The very first season at the National Theatre under the direction of its new bosses Rufus Norris and Tessa Ross will see the return of 37-year-old British actor Chiwetel Ejiofor to the stage for the first time in fifteen years.
For British actor Chiwetel Ejiofor, best-known for his lead role in the award-winning film 12 Years A Slave, it all began with theatre performances.
Ejiofor, born and raised in south London, began performing in school plays at the age of 13 when he attended Dulwich College. In 1995 he enrolled at the National Youth Theatre.
It was in 2000 that Ejiofor’s theatrical talent was really showcased and became widely recognised when starred in the play Blue/Orange at the Royal National Theatre and Duchess Theatre. For his part in the play Ejiofor received the London Evening Standard Theatre Award for Outstanding Newcomer (2000) and was nominated for the Laurence Olivier Award for Best Supporting Actor the following year.
In 2000 Ejiofor’s performance as Romeo in Shakespeare’s Romeo and Juliet also earned him critical acclaim and he was nominated for the Ian Charleson Award.

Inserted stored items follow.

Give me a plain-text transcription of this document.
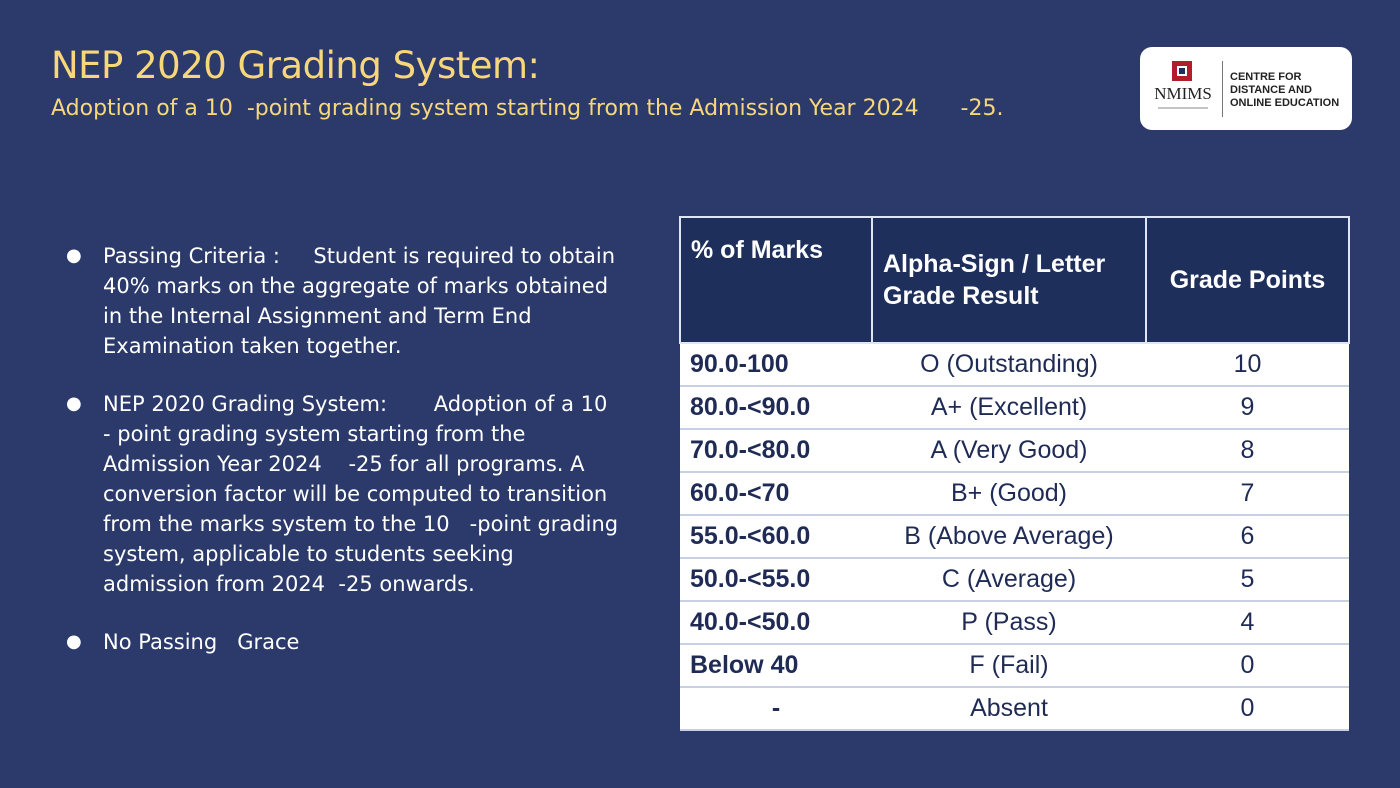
NEP 2020 Grading System:
Adoption of a 10  -point grading system starting from the Admission Year 2024      -25.
NMIMS
CENTRE FOR DISTANCE AND ONLINE EDUCATION
● Passing Criteria :     Student is required to obtain 40% marks on the aggregate of marks obtained in the Internal Assignment and Term End Examination taken together.
● NEP 2020 Grading System:       Adoption of a 10  - point grading system starting from the Admission Year 2024    -25 for all programs. A conversion factor will be computed to transition from the marks system to the 10   -point grading system, applicable to students seeking admission from 2024  -25 onwards.
● No Passing   Grace
% of Marks	Alpha-Sign / Letter Grade Result	Grade Points
90.0-100	O (Outstanding)	10
80.0-<90.0	A+ (Excellent)	9
70.0-<80.0	A (Very Good)	8
60.0-<70	B+ (Good)	7
55.0-<60.0	B (Above Average)	6
50.0-<55.0	C (Average)	5
40.0-<50.0	P (Pass)	4
Below 40	F (Fail)	0
-	Absent	0
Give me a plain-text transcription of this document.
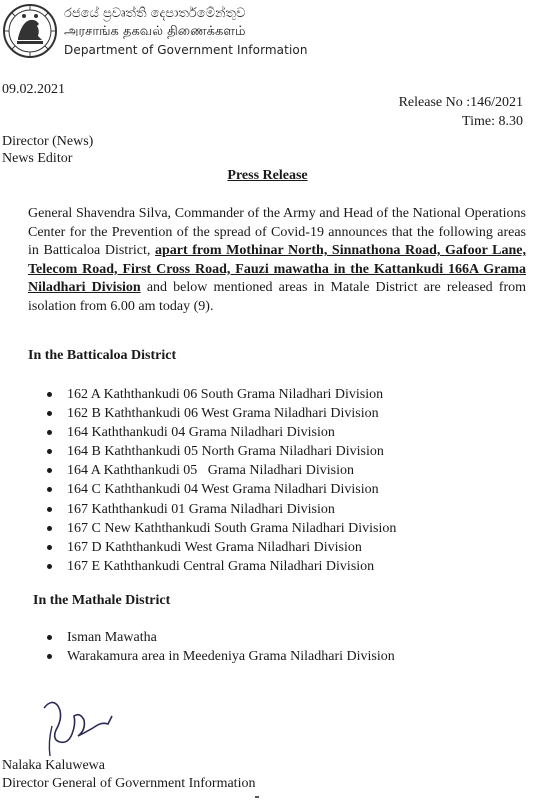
රජයේ ප්‍රවෘත්ති දෙපාර්තමේන්තුව
அரசாங்க தகவல் திணைக்களம்
Department of Government Information
09.02.2021
Release No :146/2021
Time: 8.30
Director (News)
News Editor
Press Release
General Shavendra Silva, Commander of the Army and Head of the National Operations Center for the Prevention of the spread of Covid-19 announces that the following areas in Batticaloa District, apart from Mothinar North, Sinnathona Road, Gafoor Lane, Telecom Road, First Cross Road, Fauzi mawatha in the Kattankudi 166A Grama Niladhari Division and below mentioned areas in Matale District are released from isolation from 6.00 am today (9).
In the Batticaloa District
162 A Kaththankudi 06 South Grama Niladhari Division
162 B Kaththankudi 06 West Grama Niladhari Division
164 Kaththankudi 04 Grama Niladhari Division
164 B Kaththankudi 05 North Grama Niladhari Division
164 A Kaththankudi 05   Grama Niladhari Division
164 C Kaththankudi 04 West Grama Niladhari Division
167 Kaththankudi 01 Grama Niladhari Division
167 C New Kaththankudi South Grama Niladhari Division
167 D Kaththankudi West Grama Niladhari Division
167 E Kaththankudi Central Grama Niladhari Division
In the Mathale District
Isman Mawatha
Warakamura area in Meedeniya Grama Niladhari Division
Nalaka Kaluwewa
Director General of Government Information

Fast-forward to 2008 and Ejiofor played Othello alongside Ewan McGregor, as Iago, at the Donmar Warehouse. That year Ejiofor was awarded the Laurence Olivier Award for Best Actor for his Othello performance and was also presented with an OBE by the queen for his contribution to the arts.
Today Ejiofor is perhaps better known as a film actor, particularly after his lead role in 12 Years A Slave, for which he was Oscar-nominated and won a BAFTA. Most recently Ejiofor, who is of Nigerian heritage, starred alongside fellow British actress Thandie Newton in the film adaptation of Nigerian author Chimamanda Ngozi Adichie’s novel Half of a Yellow Sun.

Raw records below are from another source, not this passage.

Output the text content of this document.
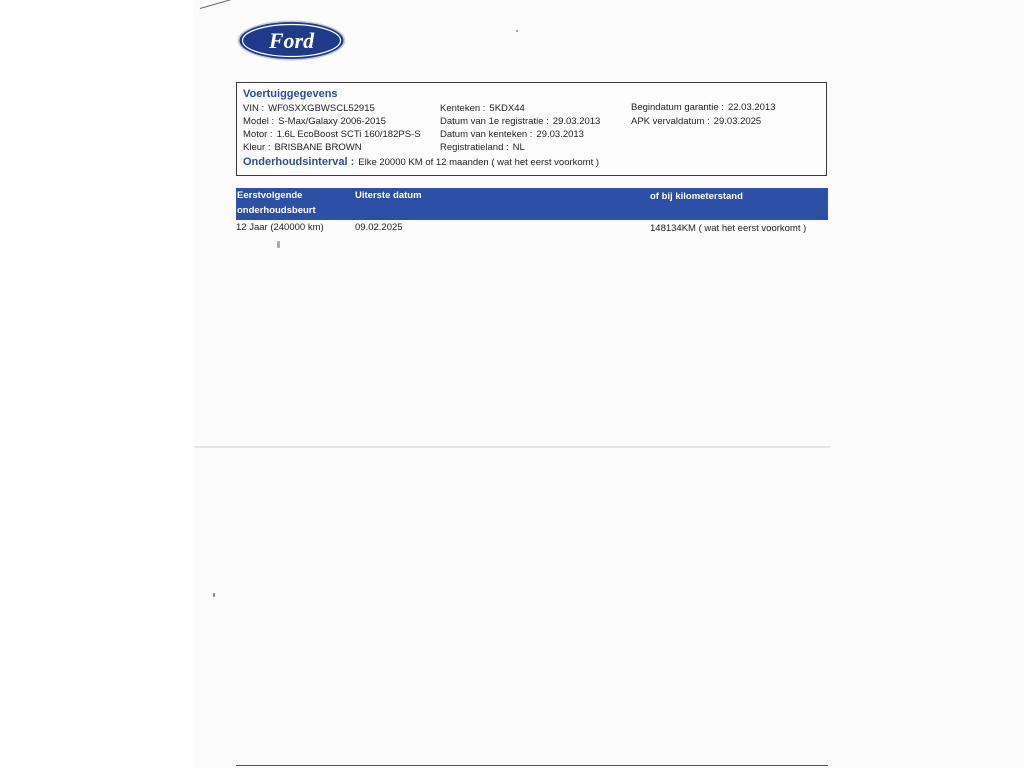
Ford
Voertuiggegevens
VIN : WF0SXXGBWSCL52915
Model : S-Max/Galaxy 2006-2015
Motor : 1.6L EcoBoost SCTi 160/182PS-S
Kleur : BRISBANE BROWN
Kenteken : 5KDX44
Datum van 1e registratie : 29.03.2013
Datum van kenteken : 29.03.2013
Registratieland : NL
Begindatum garantie : 22.03.2013
APK vervaldatum : 29.03.2025
Onderhoudsinterval : Elke 20000 KM of 12 maanden ( wat het eerst voorkomt )
Eerstvolgende
onderhoudsbeurt
Uiterste datum	of bij kilometerstand
12 Jaar (240000 km)	09.02.2025	148134KM ( wat het eerst voorkomt )
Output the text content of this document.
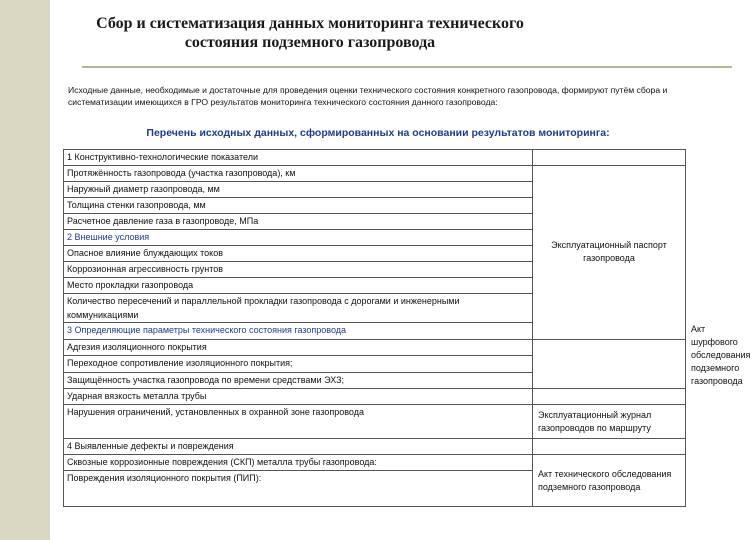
Сбор и систематизация данных мониторинга технического состояния подземного газопровода
Исходные данные, необходимые и достаточные для проведения оценки технического состояния конкретного газопровода, формируют путём сбора и систематизации имеющихся в ГРО результатов мониторинга технического состояния данного газопровода:
Перечень исходных данных, сформированных на основании результатов мониторинга:
1 Конструктивно-технологические показатели		
Протяжённость газопровода (участка газопровода), км	Эксплуатационный паспорт газопровода	

Наружный диаметр газопровода, мм		
Толщина стенки газопровода, мм		
Расчетное давление газа в газопроводе, МПа		
2 Внешние условия		
Опасное влияние блуждающих токов		
Коррозионная агрессивность грунтов		
Место прокладки газопровода		
Количество пересечений и параллельной прокладки газопровода с дорогами и инженерными коммуникациями		
3 Определяющие параметры технического состояния газопровода		Акт шурфового обследования подземного газопровода

Адгезия изоляционного покрытия		
Переходное сопротивление изоляционного покрытия;		
Защищённость участка газопровода по времени средствами ЭХЗ;		
Ударная вязкость металла трубы		
Нарушения ограничений, установленных в охранной зоне газопровода	Эксплуатационный журнал газопроводов по маршруту	

4 Выявленные дефекты и повреждения		
Сквозные коррозионные повреждения (СКП) металла трубы газопровода:	Акт технического обследования подземного газопровода	

Повреждения изоляционного покрытия (ПИП):		
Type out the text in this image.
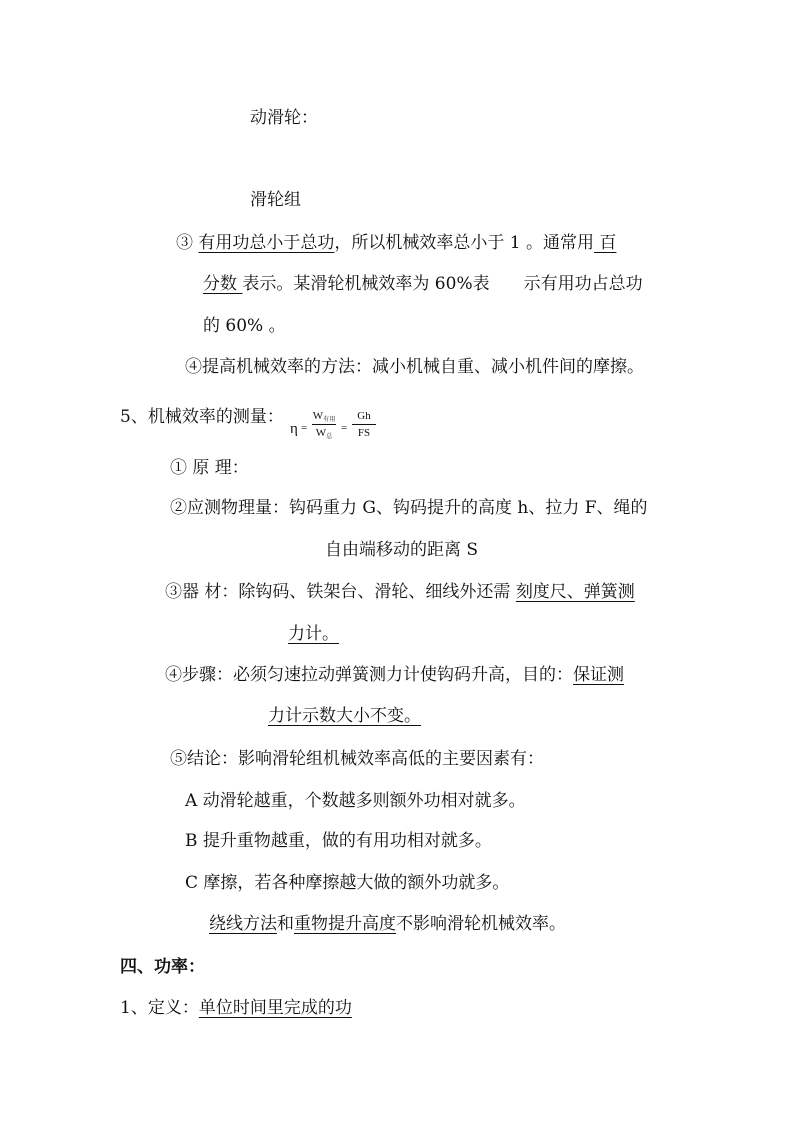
动滑轮：
滑轮组
③ 有用功总小于总功，所以机械效率总小于 1 。通常用 百
分数 表示。某滑轮机械效率为 60%表　　示有用功占总功
的 60% 。
④提高机械效率的方法：减小机械自重、减小机件间的摩擦。
5、机械效率的测量：
η =
$W_{有用}$
$W_总$
=
Gh
FS
① 原 理：
②应测物理量：钩码重力 G、钩码提升的高度 h、拉力 F、绳的
自由端移动的距离 S
③器 材：除钩码、铁架台、滑轮、细线外还需 刻度尺、弹簧测
力计。
④步骤：必须匀速拉动弹簧测力计使钩码升高，目的：保证测
力计示数大小不变。
⑤结论：影响滑轮组机械效率高低的主要因素有：
A 动滑轮越重，个数越多则额外功相对就多。
B 提升重物越重，做的有用功相对就多。
C 摩擦，若各种摩擦越大做的额外功就多。
绕线方法和重物提升高度不影响滑轮机械效率。
四、功率：
1、定义：单位时间里完成的功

This April Ejiofor will take the title role in a new adaptation of the 15th century morality play Everyman which has been orchestrated by poet laureate Carol Ann Duffy.
The National Theatre’s new bosses Rufus Norris and Tessa Ross, who will take over from outgoing Nicholas Hytner, have expressed their ambitions to make the theatre more inclusive, diverse and accessible. “The work we make over the coming years will strive to be as open, as diverse, as collaborative and as national as possible,” said the pair in a joint statement. They added, “This first season is just a beginning, but it contains the seeds of what is to come.”
Mr Norris also said in a separate statement: "There are issues about diversity and representation that we take very seriously, but you don't have to look very far down my CV to see that I'm committed to that."
The new approach, which seeks to make the theatre available to more people (from all walks of life) will include free screenings of the theatre’s Shakespeare play for schoolchildren nationwide to aid them in their studies. One such play is Othello, starring black British television and theatre actor Adrian Lester, OBE, in the title role.
Everyman will open for previews on Wednesday 22 April and will then run through to Thursday 16 July. (The final performance will be screened live in cinemas across the country at 7pm.)